- Poster
- Directed by: Gnana Rajasekaran
- Written by: Gnana Rajasekaran
- Starring: Sathyaraj Jyothirmayi Khushbu Sundar Swarnamalya Vennira Aadai Nirmala
- Cinematography: Thangar Bachan
- Edited by: B. Lenin
- Music by: Vidyasagar
- Production company: Liberty Creations Limited
- Release date: 4 May 2007;
- Running time: 188 minutes
- Country: India
- Language: Tamil

= Periyar (2007 film) =

Periyar is a 2007 Indian Tamil-language biographical film, written and directed by Gnana Rajasekaran, about the life of the social reformer and rationalist Periyar E. V. Ramasamy, with Sathyaraj who plays the lead role. This movie was partly funded by the then Tamil Nadu government headed by Karunanidhi. The film was dubbed in Telugu and released as Periyar Ramaswamy Naicker.

==Plot==
The film follows Periyar right from childhood to his marriage to Nagammal to his pilgrimage to Kashi. The pilgrimage exposes him to the cruelty of the caste system, particularly after witnessing choultries that exclusively fed Brahmins, forbidding other Hindu castes. Having starved severely, Periyar found no better way than to enter a choultry by disguising himself with the appearance of a Brahmin wearing a thread on his bare chest. However, he is caught, and becomes disgusted with life in Kashi. Periyar returns and joins his father's business and later becomes the Chairman of the Erode Municipality. Later, he resigns from this post and joins the freedom struggle. He becomes the President of Madras Presidency Congress Committee and participates in the Vaikom struggle. Later, he quits the Congress party on failing to introduce reservations, and joins the Justice Party. He would go on to transform the Justice Party as Dravidar Kazhagam. His role in the Anti-Hindi agitation, his second marriage, the formation of the Dravida Munnetra Kazhagam (DMK) by his lieutenant C. N. Annadurai, until Periyar's death are the subject of the rest of the film.

==Production==
Gnana Rajasekaran revealed he prompted to do Periyar due to the "enormous pressure" from audience after the success of Bharathi. It took four years for him to complete the script. The film's budget was funded by ₹95 lakh (worth ₹3.9 crore in 2021 prices) grant by Government of Tamil Nadu. The filming was held at various locations in Tamilnadu and also at Malaysia and Russia.

==Music==
The music for the film has been scored by Vidyasagar.

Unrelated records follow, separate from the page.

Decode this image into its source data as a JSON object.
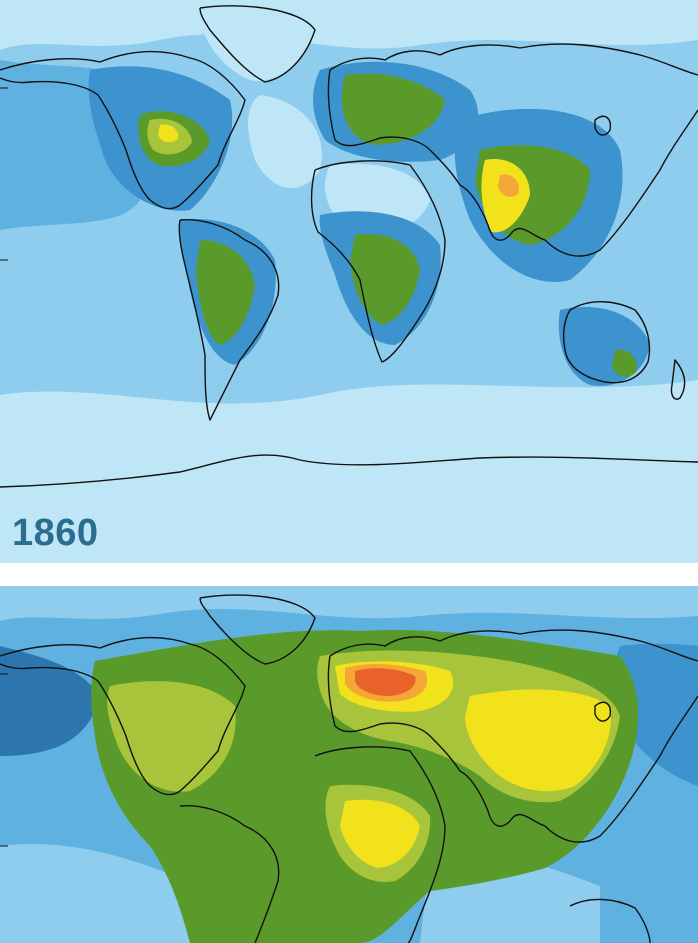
{
  "maps": [
    {
      "year_label": "1860",
      "colors": {
        "c0": "#bfe6f7",
        "c1": "#8fcdee",
        "c2": "#5fb1e0",
        "c3": "#3d93cd",
        "c4": "#2d76ad",
        "c5": "#5a9a2a",
        "c6": "#a8c43a",
        "c7": "#f2e21c",
        "c8": "#f4a636",
        "c9": "#e8622a"
      }
    },
    {
      "year_label": "",
      "colors": {
        "c0": "#bfe6f7",
        "c1": "#8fcdee",
        "c2": "#5fb1e0",
        "c3": "#3d93cd",
        "c4": "#2d76ad",
        "c5": "#5a9a2a",
        "c6": "#a8c43a",
        "c7": "#f2e21c",
        "c8": "#f4a636",
        "c9": "#e8622a"
      }
    }
  ]
}
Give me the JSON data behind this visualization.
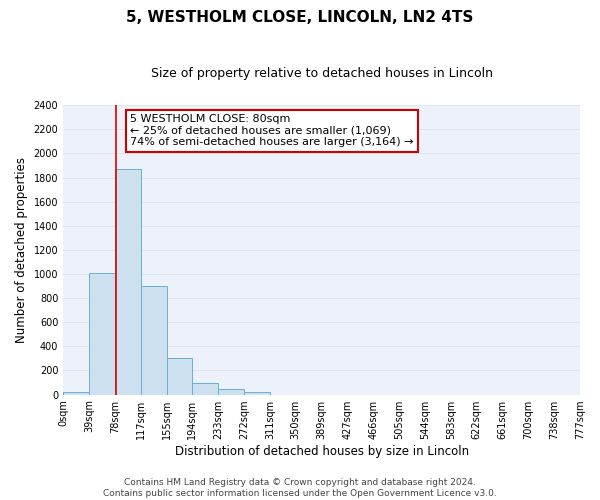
{
  "title": "5, WESTHOLM CLOSE, LINCOLN, LN2 4TS",
  "subtitle": "Size of property relative to detached houses in Lincoln",
  "xlabel": "Distribution of detached houses by size in Lincoln",
  "ylabel": "Number of detached properties",
  "bin_labels": [
    "0sqm",
    "39sqm",
    "78sqm",
    "117sqm",
    "155sqm",
    "194sqm",
    "233sqm",
    "272sqm",
    "311sqm",
    "350sqm",
    "389sqm",
    "427sqm",
    "466sqm",
    "505sqm",
    "544sqm",
    "583sqm",
    "622sqm",
    "661sqm",
    "700sqm",
    "738sqm",
    "777sqm"
  ],
  "bar_values": [
    20,
    1010,
    1870,
    900,
    300,
    100,
    45,
    20,
    0,
    0,
    0,
    0,
    0,
    0,
    0,
    0,
    0,
    0,
    0,
    0
  ],
  "bar_color": "#cce0f0",
  "bar_edge_color": "#6aaed6",
  "red_line_x": 2.05,
  "red_line_color": "#dd0000",
  "ylim": [
    0,
    2400
  ],
  "yticks": [
    0,
    200,
    400,
    600,
    800,
    1000,
    1200,
    1400,
    1600,
    1800,
    2000,
    2200,
    2400
  ],
  "annotation_text_line1": "5 WESTHOLM CLOSE: 80sqm",
  "annotation_text_line2": "← 25% of detached houses are smaller (1,069)",
  "annotation_text_line3": "74% of semi-detached houses are larger (3,164) →",
  "footer_text": "Contains HM Land Registry data © Crown copyright and database right 2024.\nContains public sector information licensed under the Open Government Licence v3.0.",
  "grid_color": "#dde5f0",
  "bg_color": "#edf2fa",
  "title_fontsize": 11,
  "subtitle_fontsize": 9,
  "axis_label_fontsize": 8.5,
  "tick_fontsize": 7,
  "footer_fontsize": 6.5,
  "annotation_fontsize": 8
}
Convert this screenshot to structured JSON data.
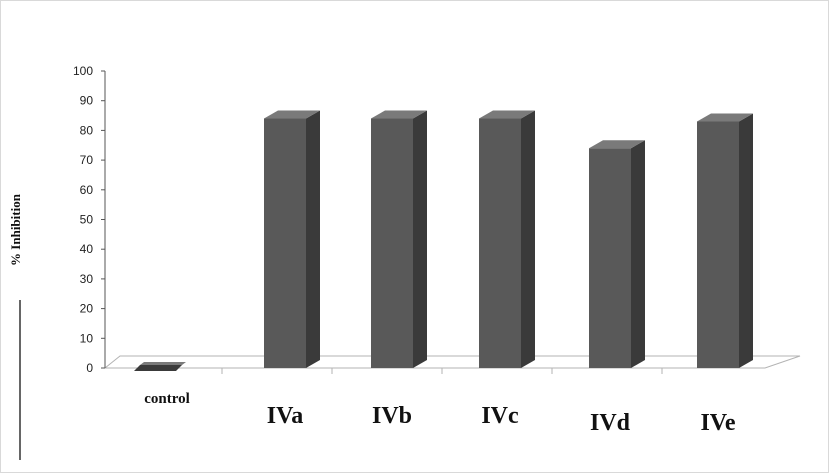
{
  "chart_data": {
    "type": "bar",
    "title": "",
    "xlabel": "",
    "ylabel": "% Inhibition",
    "ylim": [
      0,
      100
    ],
    "yticks": [
      0,
      10,
      20,
      30,
      40,
      50,
      60,
      70,
      80,
      90,
      100
    ],
    "categories": [
      "control",
      "IVa",
      "IVb",
      "IVc",
      "IVd",
      "IVe"
    ],
    "values": [
      0,
      84,
      84,
      84,
      74,
      83
    ],
    "grid": false,
    "legend": "none",
    "style": "3d-column",
    "colors": {
      "bar_front": "#595959",
      "bar_side": "#3a3a3a",
      "bar_top": "#7a7a7a",
      "floor": "#ffffff",
      "axis": "#555555"
    }
  }
}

| No. | Title | Lyrics | Singer(s) | Length |
|---|---|---|---|---|
| 1. | "Kadavul Ulagathai Padaichaar" | Vairamuthu | Mathu Balakirushnan, Guru Charan, Muralitharan, Surya Prakash |  |
| 2. | "Idai Thazhuvi Kola Jadai" | Vairamuthu | Priya Subramaniyan |  |
| 3. | "Kadavula Ni Kallaa Melor" | Vairamuthu | Manicka Vinayagam, J.K.V.Roshini, Mathu Balakirushnan, Chandran |  |
| 4. | "Thai Thai Thakka Arul Seiy" | Vairamuthu | Vijayalakshmi Subramaniam |  |
| 5. | "Thaayum Yaaro Thanthai Yaaro" | Vairamuthu | K. J. Yesudas |  |

==Reception==
Rediff wrote "Whether it is well-received or not, just as the last line of the film says, this film will hopefully help the spirit of Periyar live forever and ever". Filmy South wrote "Overall, Gnana Rajashekharan has done a commendable job in depicting a legendary leader’s life.Though there are some inadequacies in the narration the bold attempt should be appreciated and encouraged so that more such efforts would be made.". Sify wrote "Rajasekharan has done a decent job in presenting the majestic life and times of Periyar, with a brilliant performance from Sathyaraj in the title role. What makes it convincing is that the director has conveyed dramatic tension and an underlining of the humane moments in a very subtle manner".